Brown, James (1709-1788) (DNB00)
|←Brown, Ignatius||Dictionary of National Biography, 1885-1900, Volume 07
Brown, James (1709-1788)
|Brown, James (1812-1881)→|
BROWN JAMES (1709-1788), traveller and scholar was son of James Brown MD of Kelso in Roxburghshire where he was born on 23 May 1709. He received his education at Westminster School, 'where he was well instructed in the Latin and Greek classics,' notwithstanding that he must have left school at the early age of thirteen as in the year 1722 he went with his father to Constantinople. During the three years of his stay in the East on this occasion the boy, 'having a great natural aptitude for the learning of languages acquired a competent knowledge of Turkish, vulgar Greek, and Italian.' In 1725 he returned home, and 'made himself master of the Spanish language.' About the year 1732 he conceived for the first time (it has been said) the idea of a 'Directory of the Principal Traders in London.' A 'Directory' upon a similar plan had however been already published in London as early as 1677. After having been at some pains to lay the foundation of it, he gave it to Henry Kent, printer, in Finch Lane, Cornhill, who made a fortune by the publication.

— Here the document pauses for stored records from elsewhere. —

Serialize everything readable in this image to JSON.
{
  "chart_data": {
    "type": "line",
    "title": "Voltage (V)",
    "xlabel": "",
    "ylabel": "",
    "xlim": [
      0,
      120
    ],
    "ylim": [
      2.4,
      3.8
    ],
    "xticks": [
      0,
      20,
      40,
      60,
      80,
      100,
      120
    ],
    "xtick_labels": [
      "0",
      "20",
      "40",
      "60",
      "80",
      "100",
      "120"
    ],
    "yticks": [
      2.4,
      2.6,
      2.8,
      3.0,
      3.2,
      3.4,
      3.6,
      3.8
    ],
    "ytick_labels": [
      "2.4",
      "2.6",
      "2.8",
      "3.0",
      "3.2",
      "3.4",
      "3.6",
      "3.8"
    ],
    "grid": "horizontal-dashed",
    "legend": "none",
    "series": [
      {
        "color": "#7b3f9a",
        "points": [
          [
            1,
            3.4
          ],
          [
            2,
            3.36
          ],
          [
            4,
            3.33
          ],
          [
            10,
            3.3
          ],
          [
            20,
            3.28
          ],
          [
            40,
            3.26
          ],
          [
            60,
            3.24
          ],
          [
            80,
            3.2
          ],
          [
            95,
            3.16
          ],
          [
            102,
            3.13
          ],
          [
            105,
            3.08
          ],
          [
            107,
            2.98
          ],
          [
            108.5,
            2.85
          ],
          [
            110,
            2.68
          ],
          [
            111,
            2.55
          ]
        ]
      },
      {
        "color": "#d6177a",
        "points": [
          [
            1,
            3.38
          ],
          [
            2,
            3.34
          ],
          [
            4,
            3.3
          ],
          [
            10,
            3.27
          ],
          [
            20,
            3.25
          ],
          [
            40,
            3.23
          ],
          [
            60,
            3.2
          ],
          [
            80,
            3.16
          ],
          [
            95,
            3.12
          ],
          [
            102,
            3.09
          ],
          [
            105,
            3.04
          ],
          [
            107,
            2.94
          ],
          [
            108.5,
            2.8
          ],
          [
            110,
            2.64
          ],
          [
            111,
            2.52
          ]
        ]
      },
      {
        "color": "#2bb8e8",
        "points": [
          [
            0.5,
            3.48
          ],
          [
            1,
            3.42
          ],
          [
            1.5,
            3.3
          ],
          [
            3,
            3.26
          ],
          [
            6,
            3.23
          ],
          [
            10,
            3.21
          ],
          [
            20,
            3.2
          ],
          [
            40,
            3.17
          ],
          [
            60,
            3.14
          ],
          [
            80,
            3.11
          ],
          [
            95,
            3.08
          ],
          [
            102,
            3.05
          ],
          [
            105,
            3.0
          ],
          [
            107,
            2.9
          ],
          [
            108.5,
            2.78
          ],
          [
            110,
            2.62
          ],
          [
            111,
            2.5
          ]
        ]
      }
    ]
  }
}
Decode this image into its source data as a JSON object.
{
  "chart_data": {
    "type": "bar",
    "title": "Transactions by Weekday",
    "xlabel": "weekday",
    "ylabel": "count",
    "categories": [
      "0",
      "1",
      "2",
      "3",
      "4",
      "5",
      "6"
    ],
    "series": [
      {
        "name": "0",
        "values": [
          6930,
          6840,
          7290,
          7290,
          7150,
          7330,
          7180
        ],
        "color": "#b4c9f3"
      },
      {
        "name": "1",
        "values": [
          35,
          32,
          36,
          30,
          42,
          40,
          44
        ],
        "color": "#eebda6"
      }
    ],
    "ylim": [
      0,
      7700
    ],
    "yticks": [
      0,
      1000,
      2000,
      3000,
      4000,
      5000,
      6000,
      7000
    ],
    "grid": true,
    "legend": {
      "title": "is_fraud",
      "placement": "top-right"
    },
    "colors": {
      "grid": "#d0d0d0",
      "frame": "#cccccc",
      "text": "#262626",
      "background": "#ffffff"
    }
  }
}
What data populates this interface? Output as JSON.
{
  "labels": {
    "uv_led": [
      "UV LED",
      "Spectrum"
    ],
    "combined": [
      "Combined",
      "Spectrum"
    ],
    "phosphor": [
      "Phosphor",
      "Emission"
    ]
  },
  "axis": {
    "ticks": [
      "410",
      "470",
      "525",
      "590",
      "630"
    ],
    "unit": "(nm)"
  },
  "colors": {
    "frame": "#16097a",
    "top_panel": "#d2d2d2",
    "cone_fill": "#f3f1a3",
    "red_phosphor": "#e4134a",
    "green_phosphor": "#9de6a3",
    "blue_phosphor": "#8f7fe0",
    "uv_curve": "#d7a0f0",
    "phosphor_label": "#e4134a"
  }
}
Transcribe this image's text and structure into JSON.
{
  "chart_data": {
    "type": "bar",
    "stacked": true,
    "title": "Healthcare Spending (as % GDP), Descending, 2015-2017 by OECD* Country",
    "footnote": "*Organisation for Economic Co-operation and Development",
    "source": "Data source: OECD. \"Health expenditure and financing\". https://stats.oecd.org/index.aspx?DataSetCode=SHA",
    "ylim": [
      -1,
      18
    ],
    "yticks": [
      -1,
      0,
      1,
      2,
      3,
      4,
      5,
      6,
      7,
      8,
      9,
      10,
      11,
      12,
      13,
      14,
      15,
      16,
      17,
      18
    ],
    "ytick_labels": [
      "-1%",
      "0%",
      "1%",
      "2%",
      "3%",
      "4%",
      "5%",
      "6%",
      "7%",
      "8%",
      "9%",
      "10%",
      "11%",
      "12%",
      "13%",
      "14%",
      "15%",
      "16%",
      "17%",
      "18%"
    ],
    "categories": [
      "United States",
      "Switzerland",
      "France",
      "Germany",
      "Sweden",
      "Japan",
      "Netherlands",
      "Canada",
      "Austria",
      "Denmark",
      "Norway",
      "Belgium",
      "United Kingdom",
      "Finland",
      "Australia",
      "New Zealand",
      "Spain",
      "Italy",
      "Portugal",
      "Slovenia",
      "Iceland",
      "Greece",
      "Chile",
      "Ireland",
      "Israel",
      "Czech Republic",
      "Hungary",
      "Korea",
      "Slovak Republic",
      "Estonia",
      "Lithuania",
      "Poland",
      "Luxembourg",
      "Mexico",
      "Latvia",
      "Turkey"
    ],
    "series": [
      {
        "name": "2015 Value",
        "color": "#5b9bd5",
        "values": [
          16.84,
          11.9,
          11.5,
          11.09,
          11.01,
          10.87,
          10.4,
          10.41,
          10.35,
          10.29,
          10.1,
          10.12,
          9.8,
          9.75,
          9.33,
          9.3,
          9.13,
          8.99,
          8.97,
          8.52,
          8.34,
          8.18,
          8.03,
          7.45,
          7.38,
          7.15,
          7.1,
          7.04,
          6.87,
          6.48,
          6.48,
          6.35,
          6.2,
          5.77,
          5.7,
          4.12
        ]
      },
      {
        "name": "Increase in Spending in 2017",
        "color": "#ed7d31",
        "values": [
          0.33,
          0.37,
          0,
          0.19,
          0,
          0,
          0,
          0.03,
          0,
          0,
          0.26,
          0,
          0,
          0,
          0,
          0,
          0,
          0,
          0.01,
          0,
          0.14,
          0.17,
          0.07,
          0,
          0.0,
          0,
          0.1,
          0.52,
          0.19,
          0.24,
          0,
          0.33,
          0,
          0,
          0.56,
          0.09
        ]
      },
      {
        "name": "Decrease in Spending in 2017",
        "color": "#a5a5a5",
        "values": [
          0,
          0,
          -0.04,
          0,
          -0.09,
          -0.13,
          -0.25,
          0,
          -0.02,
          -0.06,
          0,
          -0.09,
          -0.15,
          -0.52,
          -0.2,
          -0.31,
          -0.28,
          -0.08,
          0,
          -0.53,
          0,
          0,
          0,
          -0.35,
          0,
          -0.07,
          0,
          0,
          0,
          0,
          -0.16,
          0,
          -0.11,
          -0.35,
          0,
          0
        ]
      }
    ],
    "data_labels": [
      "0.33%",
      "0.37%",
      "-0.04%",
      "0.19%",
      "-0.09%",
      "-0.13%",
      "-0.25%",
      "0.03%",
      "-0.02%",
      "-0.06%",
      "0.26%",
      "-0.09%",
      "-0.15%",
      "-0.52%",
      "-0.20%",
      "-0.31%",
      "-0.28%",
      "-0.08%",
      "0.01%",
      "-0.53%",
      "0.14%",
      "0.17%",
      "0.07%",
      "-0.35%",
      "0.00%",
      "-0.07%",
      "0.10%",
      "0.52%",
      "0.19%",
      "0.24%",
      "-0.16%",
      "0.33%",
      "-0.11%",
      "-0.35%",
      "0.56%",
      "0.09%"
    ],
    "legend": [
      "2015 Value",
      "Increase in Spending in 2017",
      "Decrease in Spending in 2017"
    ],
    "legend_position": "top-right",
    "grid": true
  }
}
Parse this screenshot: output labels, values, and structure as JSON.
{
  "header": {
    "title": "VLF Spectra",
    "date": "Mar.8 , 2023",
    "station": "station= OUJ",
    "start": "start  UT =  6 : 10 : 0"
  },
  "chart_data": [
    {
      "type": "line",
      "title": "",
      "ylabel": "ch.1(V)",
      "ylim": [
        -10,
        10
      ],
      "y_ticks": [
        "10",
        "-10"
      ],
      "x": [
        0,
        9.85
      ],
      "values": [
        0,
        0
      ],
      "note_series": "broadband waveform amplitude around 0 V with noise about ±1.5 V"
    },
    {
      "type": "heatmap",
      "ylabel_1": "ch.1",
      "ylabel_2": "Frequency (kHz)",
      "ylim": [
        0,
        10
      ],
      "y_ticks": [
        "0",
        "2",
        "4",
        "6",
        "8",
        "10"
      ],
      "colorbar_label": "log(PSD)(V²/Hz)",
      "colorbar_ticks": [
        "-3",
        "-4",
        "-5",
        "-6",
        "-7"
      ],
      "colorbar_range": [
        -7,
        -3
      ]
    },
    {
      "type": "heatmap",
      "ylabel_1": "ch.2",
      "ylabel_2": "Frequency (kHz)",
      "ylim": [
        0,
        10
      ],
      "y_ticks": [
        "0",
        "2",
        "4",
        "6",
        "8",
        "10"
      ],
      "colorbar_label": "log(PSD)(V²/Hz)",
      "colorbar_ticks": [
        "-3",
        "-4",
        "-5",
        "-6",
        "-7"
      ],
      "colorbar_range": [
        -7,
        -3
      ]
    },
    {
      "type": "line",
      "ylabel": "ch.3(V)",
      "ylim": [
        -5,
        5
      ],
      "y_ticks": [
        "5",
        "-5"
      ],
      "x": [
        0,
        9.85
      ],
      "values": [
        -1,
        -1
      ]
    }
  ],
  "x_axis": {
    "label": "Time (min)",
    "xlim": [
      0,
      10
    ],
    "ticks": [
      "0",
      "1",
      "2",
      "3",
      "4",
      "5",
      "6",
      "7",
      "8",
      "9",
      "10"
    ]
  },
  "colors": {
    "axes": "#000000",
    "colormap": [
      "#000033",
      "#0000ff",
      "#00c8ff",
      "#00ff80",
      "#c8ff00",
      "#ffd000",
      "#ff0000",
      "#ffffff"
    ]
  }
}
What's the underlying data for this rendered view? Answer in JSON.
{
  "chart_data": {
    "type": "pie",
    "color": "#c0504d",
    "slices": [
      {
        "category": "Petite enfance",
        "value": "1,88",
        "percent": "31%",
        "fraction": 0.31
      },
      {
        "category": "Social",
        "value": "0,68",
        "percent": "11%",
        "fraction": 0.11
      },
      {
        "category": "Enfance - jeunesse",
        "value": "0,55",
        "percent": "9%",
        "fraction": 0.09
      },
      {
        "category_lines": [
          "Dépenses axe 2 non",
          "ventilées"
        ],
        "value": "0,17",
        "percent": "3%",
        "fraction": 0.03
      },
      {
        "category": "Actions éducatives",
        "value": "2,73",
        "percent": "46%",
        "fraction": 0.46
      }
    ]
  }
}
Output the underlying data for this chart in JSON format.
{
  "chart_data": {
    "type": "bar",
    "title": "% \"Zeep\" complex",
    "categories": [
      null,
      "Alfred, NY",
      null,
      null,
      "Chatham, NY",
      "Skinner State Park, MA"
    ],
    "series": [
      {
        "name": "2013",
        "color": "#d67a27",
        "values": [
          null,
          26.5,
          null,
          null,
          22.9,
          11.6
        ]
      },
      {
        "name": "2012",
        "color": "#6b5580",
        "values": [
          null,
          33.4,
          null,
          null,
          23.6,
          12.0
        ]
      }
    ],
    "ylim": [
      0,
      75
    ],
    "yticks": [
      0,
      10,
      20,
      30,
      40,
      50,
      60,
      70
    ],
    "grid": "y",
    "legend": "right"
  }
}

In 1741 he attempted to carry out a more ambitious project namely to establish a trade with Persia via Russia. Having entered into an agreement for the purpose with twenty-four of the principal merchants of London members of the Russia Company, he sailed for Riga on Michaelmas day 1741, 'passed through Russia down the Volga to Astrachan, and sailed along the Caspian Sea to Reshd in Persia, where he established a factory in which he continued, near four years. While there he was the bearer of a letter from George II to Nadir Shah. Dissatisfied with his employers and impressed with the dangers to which the factory was exposed from the unsettled nature of the Persian government, he resigned his post and reached London on Christmas day 1746.
The following year the factory at Reshd was plundered, and a final period put to the Persia trade. His old aptitude for languages enabled him during his four years' stay at Reshd to acquire such proficiency in Persian that on his return he compiled 'a copious Persian Dictionary and Grammar,' which however was never published. Lysons states that Brown was also the author of a translation of two orations of Isocrates, published anonymously. He died of a paralytic stroke on 30 Nov 1788, at his house in Stoke Newington where he had resided since 1734, and was buried in the parish church of St Mary, where there is a tomb erected to his memory Lysons iii 290).
[Gent Mag lviii pt ii p 1128; Lysons's Environs of London, iii. 301-2.]